そこで想像力を働かせます。あの突きはゆっくりだが、ものすごい威力があったとしたら、またあの手に刃物が握られたとしたら・・・

そんな想像が働けば、防御もせず打たせて打ち返すことの恐ろしさが理解できるのではないでしょうか。

また相手の崩しや投げを、足を踏ん張り、無理矢理でも堪えられたとします。

そこで想像力を働かせます。踏ん張って無理矢理堪えたけど、踏ん張った分、すぐに動けない。もし相手が即座に打撃に切り替えたら、またその手に刃物を持っていたら、さらに多人数に囲まれていたら・・・

そんな想像力が働けば、防御体勢を取れないくらいふんばり耐えることの恐ろしさが理解できるのではないでしょうか。

空体道は護身術の側面が強いのです。いかに勝つかより、いかに負けないかを組み手の中で学んでほしいのです。

だからゆっくりした打撃でも、何の反応もせず身体に触れさせてはいけません。またひたすら踏ん張って自分の動きを制限するほどに崩しや投げに堪えてはいけません。

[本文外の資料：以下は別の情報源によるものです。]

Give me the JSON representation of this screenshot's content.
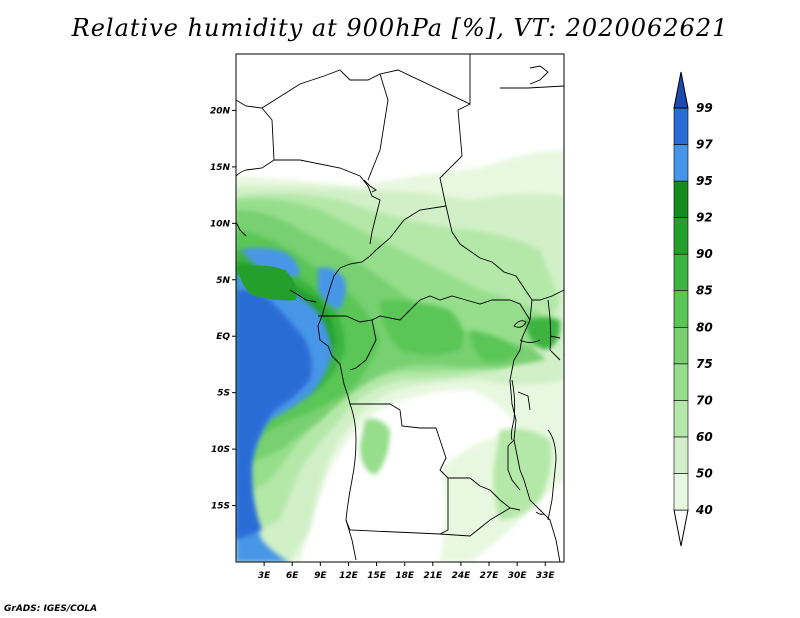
{
  "title": "Relative humidity at 900hPa [%], VT: 2020062621",
  "credit": "GrADS: IGES/COLA",
  "map": {
    "lon_range": [
      0,
      35
    ],
    "lat_range": [
      -20,
      25
    ],
    "lon_ticks": [
      {
        "value": 3,
        "label": "3E"
      },
      {
        "value": 6,
        "label": "6E"
      },
      {
        "value": 9,
        "label": "9E"
      },
      {
        "value": 12,
        "label": "12E"
      },
      {
        "value": 15,
        "label": "15E"
      },
      {
        "value": 18,
        "label": "18E"
      },
      {
        "value": 21,
        "label": "21E"
      },
      {
        "value": 24,
        "label": "24E"
      },
      {
        "value": 27,
        "label": "27E"
      },
      {
        "value": 30,
        "label": "30E"
      },
      {
        "value": 33,
        "label": "33E"
      }
    ],
    "lat_ticks": [
      {
        "value": 20,
        "label": "20N"
      },
      {
        "value": 15,
        "label": "15N"
      },
      {
        "value": 10,
        "label": "10N"
      },
      {
        "value": 5,
        "label": "5N"
      },
      {
        "value": 0,
        "label": "EQ"
      },
      {
        "value": -5,
        "label": "5S"
      },
      {
        "value": -10,
        "label": "10S"
      },
      {
        "value": -15,
        "label": "15S"
      }
    ]
  },
  "colorbar": {
    "levels": [
      "40",
      "50",
      "60",
      "70",
      "75",
      "80",
      "85",
      "90",
      "92",
      "95",
      "97",
      "99"
    ],
    "colors": [
      "#ffffff",
      "#e8f8e0",
      "#d2f0c8",
      "#b4e8a8",
      "#96de8c",
      "#78d070",
      "#5ac656",
      "#3cb440",
      "#24a02a",
      "#168c1e",
      "#4696e8",
      "#2a6cd6",
      "#1a4cb0"
    ]
  }
}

どんなにゆっくり、どんなに威力がなさそうに見えても、反撃よりまずその打撃を身体に触れさせないことを優先させて下さい。そして無理矢理堪えて自分の身体を危険にさらすより、自分にダメージがこないようなきれいな受身を取り、危険な間合いから逃れて下さい。

会員さんはゆっくりやわらない組み手の中で想像力を働かせ、自分を守る組み手、勝つことより負けない組み手を目指してください。

一対一、素手対武器、一対多数、一対多数の武器・・・私もまだまだ未熟で全てに対応できるとはとても言えませんが、そんな想像力を持って組み手に臨んでいます。